Leitartikel von Egon Saurer: Weihnachten 2017

„Ihr Kinderlein kommet…“

Heilige Familie. Darstellung in Zirbe

Keine Frage: Kein anderes Fest mag eine Vielzahl so berühren, wie Weihnachten und dann speziell der Heilige Abend. In meiner Kindheit und Jugend im Tiroler Ötztal lag nicht nur schon zu Allerheiligen Schnee, sondern die Temperaturen waren jenseits der -15 Grad. Und schon als Kind besuchte ich die Dorfkirche zur Rorate jeden Tag während der Adventszeit. Es hat sich eingebürgert, dass ich Weihnachten die letzten Jahre in der Regel in der Großstadt Wien verbringe. Das Angebot in den Pfarren zu Weihnachten ist vielfältig: Krippenspiel, Kindermette, Christmette. Die Zeit ist gekommen, wo es in den Kirchenbänken eng wird. Weihnachten, die Ereignisse der laut christlichem Verständnis heiligen Nacht, die Geburt eines Kindes, des Sohnes Gottes gar, geht vielen ans Herz, berührt, rührt.

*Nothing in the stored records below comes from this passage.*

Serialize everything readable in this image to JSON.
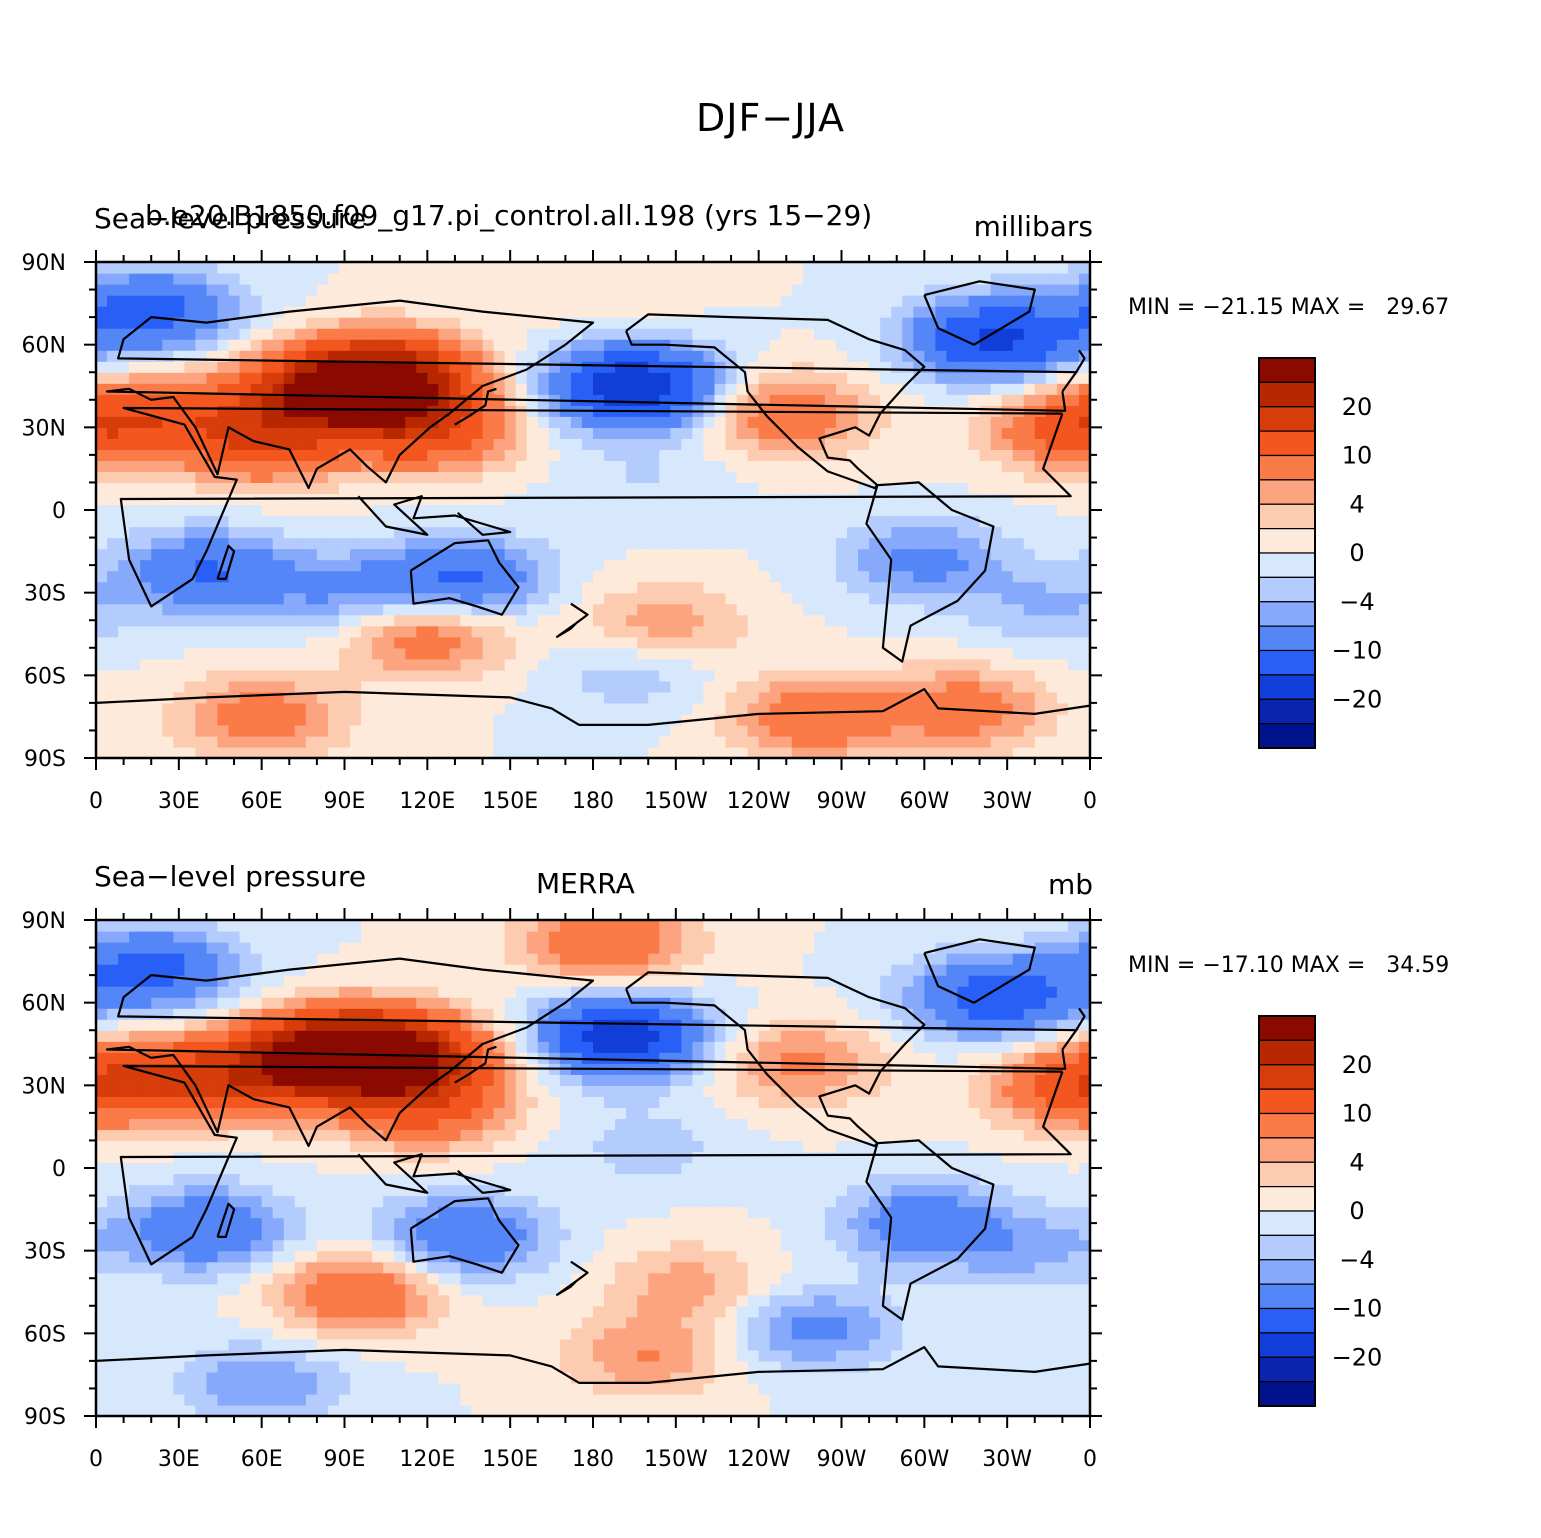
{
  "figure": {
    "title": "DJF−JJA"
  },
  "chart_data": [
    {
      "type": "heatmap",
      "panel_left_title": "Sea−level pressure",
      "panel_center_title": "b.e20.B1850.f09_g17.pi_control.all.198 (yrs 15−29)",
      "panel_right_title": "millibars",
      "x_ticks": [
        "0",
        "30E",
        "60E",
        "90E",
        "120E",
        "150E",
        "180",
        "150W",
        "120W",
        "90W",
        "60W",
        "30W",
        "0"
      ],
      "y_ticks": [
        "90N",
        "60N",
        "30N",
        "0",
        "30S",
        "60S",
        "90S"
      ],
      "xlim": [
        0,
        360
      ],
      "ylim": [
        -90,
        90
      ],
      "stats": "MIN = −21.15 MAX =   29.67",
      "colorbar_labels": [
        "20",
        "10",
        "4",
        "0",
        "−4",
        "−10",
        "−20"
      ],
      "colorbar_colors": [
        "#8b0a00",
        "#b82800",
        "#d63d0a",
        "#f3561f",
        "#fb7b48",
        "#fca37f",
        "#fdcbb0",
        "#feeadb",
        "#d7e8fd",
        "#b3ccfd",
        "#86a9fb",
        "#5486f8",
        "#2860f7",
        "#113ed8",
        "#0b24b0",
        "#00138c"
      ],
      "features": [
        {
          "lon": 105,
          "lat": 48,
          "value": 26
        },
        {
          "lon": 80,
          "lat": 42,
          "value": 18
        },
        {
          "lon": 120,
          "lat": 30,
          "value": 14
        },
        {
          "lon": 60,
          "lat": 25,
          "value": 12
        },
        {
          "lon": 25,
          "lat": 35,
          "value": 8
        },
        {
          "lon": 40,
          "lat": -22,
          "value": -10
        },
        {
          "lon": 133,
          "lat": -25,
          "value": -11
        },
        {
          "lon": 300,
          "lat": -18,
          "value": -7
        },
        {
          "lon": 195,
          "lat": 45,
          "value": -20
        },
        {
          "lon": 250,
          "lat": 35,
          "value": 9
        },
        {
          "lon": 325,
          "lat": 62,
          "value": -16
        },
        {
          "lon": 20,
          "lat": 72,
          "value": -12
        },
        {
          "lon": 355,
          "lat": 30,
          "value": 12
        },
        {
          "lon": 120,
          "lat": -45,
          "value": 9
        },
        {
          "lon": 205,
          "lat": -42,
          "value": 6
        },
        {
          "lon": 195,
          "lat": -58,
          "value": -4
        },
        {
          "lon": 260,
          "lat": -75,
          "value": 9
        },
        {
          "lon": 60,
          "lat": -75,
          "value": 8
        },
        {
          "lon": 315,
          "lat": -72,
          "value": 8
        },
        {
          "lon": 185,
          "lat": 80,
          "value": 2
        },
        {
          "lon": 200,
          "lat": 10,
          "value": -2
        },
        {
          "lon": 90,
          "lat": -30,
          "value": -6
        },
        {
          "lon": 345,
          "lat": -35,
          "value": -4
        }
      ]
    },
    {
      "type": "heatmap",
      "panel_left_title": "Sea−level pressure",
      "panel_center_title": "MERRA",
      "panel_right_title": "mb",
      "x_ticks": [
        "0",
        "30E",
        "60E",
        "90E",
        "120E",
        "150E",
        "180",
        "150W",
        "120W",
        "90W",
        "60W",
        "30W",
        "0"
      ],
      "y_ticks": [
        "90N",
        "60N",
        "30N",
        "0",
        "30S",
        "60S",
        "90S"
      ],
      "xlim": [
        0,
        360
      ],
      "ylim": [
        -90,
        90
      ],
      "stats": "MIN = −17.10 MAX =   34.59",
      "colorbar_labels": [
        "20",
        "10",
        "4",
        "0",
        "−4",
        "−10",
        "−20"
      ],
      "colorbar_colors": [
        "#8b0a00",
        "#b82800",
        "#d63d0a",
        "#f3561f",
        "#fb7b48",
        "#fca37f",
        "#fdcbb0",
        "#feeadb",
        "#d7e8fd",
        "#b3ccfd",
        "#86a9fb",
        "#5486f8",
        "#2860f7",
        "#113ed8",
        "#0b24b0",
        "#00138c"
      ],
      "features": [
        {
          "lon": 90,
          "lat": 42,
          "value": 28
        },
        {
          "lon": 115,
          "lat": 40,
          "value": 18
        },
        {
          "lon": 60,
          "lat": 35,
          "value": 14
        },
        {
          "lon": 120,
          "lat": 22,
          "value": 10
        },
        {
          "lon": 25,
          "lat": 33,
          "value": 9
        },
        {
          "lon": 185,
          "lat": 82,
          "value": 10
        },
        {
          "lon": 40,
          "lat": -22,
          "value": -10
        },
        {
          "lon": 133,
          "lat": -25,
          "value": -10
        },
        {
          "lon": 300,
          "lat": -20,
          "value": -9
        },
        {
          "lon": 190,
          "lat": 48,
          "value": -18
        },
        {
          "lon": 255,
          "lat": 38,
          "value": 7
        },
        {
          "lon": 325,
          "lat": 62,
          "value": -13
        },
        {
          "lon": 20,
          "lat": 72,
          "value": -12
        },
        {
          "lon": 355,
          "lat": 30,
          "value": 12
        },
        {
          "lon": 95,
          "lat": -45,
          "value": 10
        },
        {
          "lon": 215,
          "lat": -42,
          "value": 5
        },
        {
          "lon": 260,
          "lat": -58,
          "value": -7
        },
        {
          "lon": 60,
          "lat": -78,
          "value": -6
        },
        {
          "lon": 200,
          "lat": -68,
          "value": 6
        },
        {
          "lon": 200,
          "lat": 8,
          "value": -3
        },
        {
          "lon": 340,
          "lat": -30,
          "value": -4
        }
      ]
    }
  ]
}
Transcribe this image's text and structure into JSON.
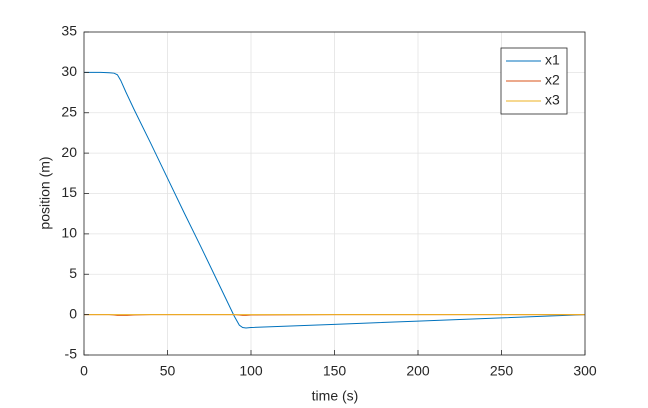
{
  "chart_data": {
    "type": "line",
    "x": [
      0,
      10,
      15,
      18,
      20,
      22,
      25,
      30,
      40,
      50,
      60,
      70,
      80,
      90,
      93,
      95,
      97,
      100,
      150,
      200,
      250,
      300
    ],
    "series": [
      {
        "name": "x1",
        "color": "#0072BD",
        "values": [
          30,
          30,
          29.95,
          29.9,
          29.7,
          29.0,
          27.6,
          25.4,
          21.2,
          16.9,
          12.6,
          8.4,
          4.1,
          -0.2,
          -1.3,
          -1.6,
          -1.65,
          -1.6,
          -1.2,
          -0.8,
          -0.4,
          0
        ]
      },
      {
        "name": "x2",
        "color": "#D95319",
        "values": [
          0,
          0,
          0,
          -0.05,
          -0.1,
          -0.1,
          -0.1,
          -0.05,
          0,
          0,
          0,
          0,
          0,
          0,
          -0.05,
          -0.1,
          -0.1,
          -0.05,
          0,
          0,
          0,
          0
        ]
      },
      {
        "name": "x3",
        "color": "#EDB120",
        "values": [
          0,
          0,
          0,
          0,
          0,
          0,
          0,
          0,
          0,
          0,
          0,
          0,
          0,
          0,
          0,
          0,
          0,
          0,
          0,
          0,
          0,
          0
        ]
      }
    ],
    "xlabel": "time (s)",
    "ylabel": "position (m)",
    "xlim": [
      0,
      300
    ],
    "xticks": [
      0,
      50,
      100,
      150,
      200,
      250,
      300
    ],
    "ylim": [
      -5,
      35
    ],
    "yticks": [
      -5,
      0,
      5,
      10,
      15,
      20,
      25,
      30,
      35
    ],
    "grid": true,
    "legend": "northeast"
  }
}
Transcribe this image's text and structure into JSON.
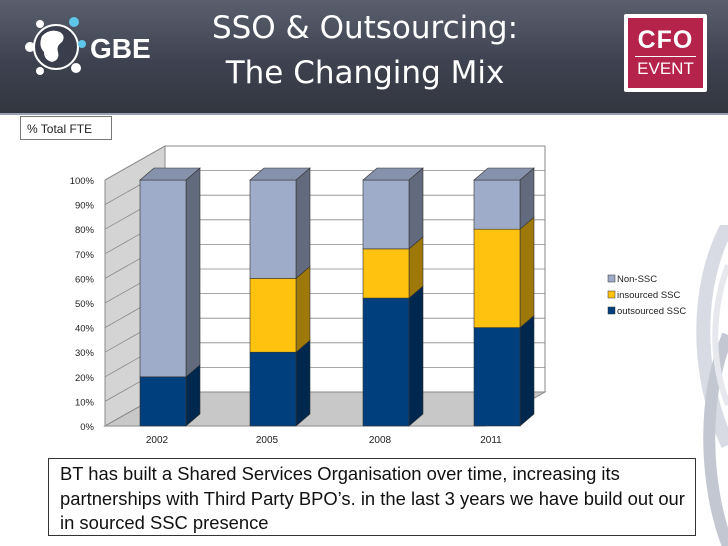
{
  "header": {
    "title_line1": "SSO & Outsourcing:",
    "title_line2": "The Changing Mix",
    "left_logo_text": "GBE",
    "right_logo_top": "CFO",
    "right_logo_bottom": "EVENT"
  },
  "fte_label": "% Total FTE",
  "caption": "BT has built a Shared Services Organisation over time, increasing its partnerships with Third Party BPO’s. in the last 3 years we have build out our in sourced SSC presence",
  "colors": {
    "non_ssc": "#9eabc9",
    "insourced_ssc": "#ffc20e",
    "outsourced_ssc": "#003f7d",
    "header": "#3e4250"
  },
  "chart_data": {
    "type": "bar",
    "stacked": true,
    "categories": [
      "2002",
      "2005",
      "2008",
      "2011"
    ],
    "series": [
      {
        "name": "outsourced SSC",
        "values": [
          20,
          30,
          52,
          40
        ]
      },
      {
        "name": "insourced SSC",
        "values": [
          0,
          30,
          20,
          40
        ]
      },
      {
        "name": "Non-SSC",
        "values": [
          80,
          40,
          28,
          20
        ]
      }
    ],
    "legend_order": [
      "Non-SSC",
      "insourced SSC",
      "outsourced SSC"
    ],
    "y_ticks": [
      "0%",
      "10%",
      "20%",
      "30%",
      "40%",
      "50%",
      "60%",
      "70%",
      "80%",
      "90%",
      "100%"
    ],
    "ylim": [
      0,
      100
    ],
    "ylabel": "% Total FTE",
    "legend_position": "right",
    "grid": true
  }
}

Meine Urgroßmutter vermochte noch als Bäuerin bis ins hohe Alter mit 97 Jahren am Heiligen Abend das Lukasevangelium vorzutragen, während wir Kinder still um den Ofen ehrfurchtsvoll der Stimme unserer alten Urgroßmutter lauschten. Hinterher sangen wir „Ihr Kinderlein kommet….“ Danach folgten wir unserem Großvater mit Weihrauch und Weihwasser durch Hof und Stall: Die Tiere wurden mit Einbruch der Dämmerung mit Weihrauch und Weihwasser gesegnet. Wir Kinder folgten diesem Ritual in Stille und betend. Die Mitternachtsmette zum Heiligen Abend wurde damals noch um 24 Uhr zelebriert. Die Kirche war immer brechend voll.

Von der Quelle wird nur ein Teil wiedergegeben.